- Film poster
- Directed by: Daniel Junge
- Written by: Davis Coombe Daniel Junge
- Produced by: Daniel Junge Jeff Tremaine Johnny Knoxville Mat Hoffman Brendan Kiernan Justin Moore-Lewy
- Starring: Evel Knievel George Hamilton Johnny Knoxville Mat Hoffman Travis Pastrana Tony Hawk Seth Enslow Lathan McKay Sheldon Saltman Ken Berg Mark Lisac Ray Gunn Kelly Knievel Linda Knievel
- Cinematography: Robert Muratore
- Edited by: Davis Coombe
- Music by: John Jennings Boyd
- Production companies: Dickhouse Productions HeLo
- Distributed by: Gravitas Ventures
- Release date: January 25, 2015 (Sundance Film Festival);
- Running time: 99 minutes
- Country: United States
- Language: English

= Being Evel =

Being Evel is a 2015 American documentary film about daredevil Evel Knievel, directed by Daniel Junge.
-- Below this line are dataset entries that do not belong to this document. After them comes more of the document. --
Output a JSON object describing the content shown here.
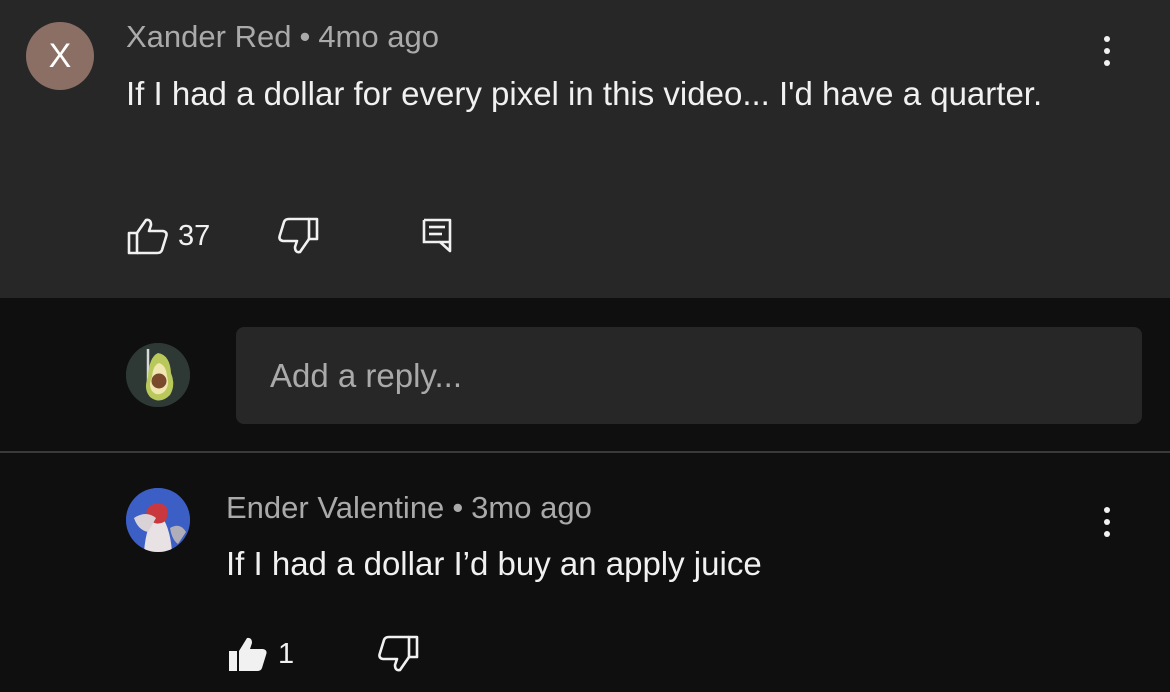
{
  "comment_main": {
    "avatar_letter": "X",
    "author": "Xander Red",
    "separator": "•",
    "time": "4mo ago",
    "text": "If I had a dollar for every pixel in this video... I'd have a quarter.",
    "like_count": "37",
    "icons": {
      "like": "thumbs-up-outline-icon",
      "dislike": "thumbs-down-outline-icon",
      "reply": "reply-comment-icon",
      "menu": "more-vertical-icon"
    }
  },
  "reply_box": {
    "placeholder": "Add a reply...",
    "avatar_icon": "avocado-avatar-icon"
  },
  "comment_reply": {
    "author": "Ender Valentine",
    "separator": "•",
    "time": "3mo ago",
    "text": "If I had a dollar I’d buy an apply juice",
    "like_count": "1",
    "icons": {
      "like": "thumbs-up-filled-icon",
      "dislike": "thumbs-down-outline-icon",
      "menu": "more-vertical-icon"
    }
  },
  "colors": {
    "page_bg": "#0f0f0f",
    "highlight_bg": "#272727",
    "text_primary": "#f1f1f1",
    "text_secondary": "#aaaaaa",
    "avatar_x_bg": "#8b6f64"
  }
}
The film documents his real life story until his death in 2007. It debuted at the 2015 Sundance Film Festival in January. It was produced by Jackass star Johnny Knoxville, who is one of the film's main interviewees.

==Release==

The film premiered at the 2015 Sundance Film Festival. It was also screened at the Sydney Film Festival in June 2015, and London Film Festival in October 2015.

==Critical reception==
The review aggregator website Rotten Tomatoes calculated a 97% approval rating based on 36 reviews. The site's critical consensus reads: "Insightful and swiftly paced, Being Evel is an entertaining, well-crafted overview of an unforgettable character."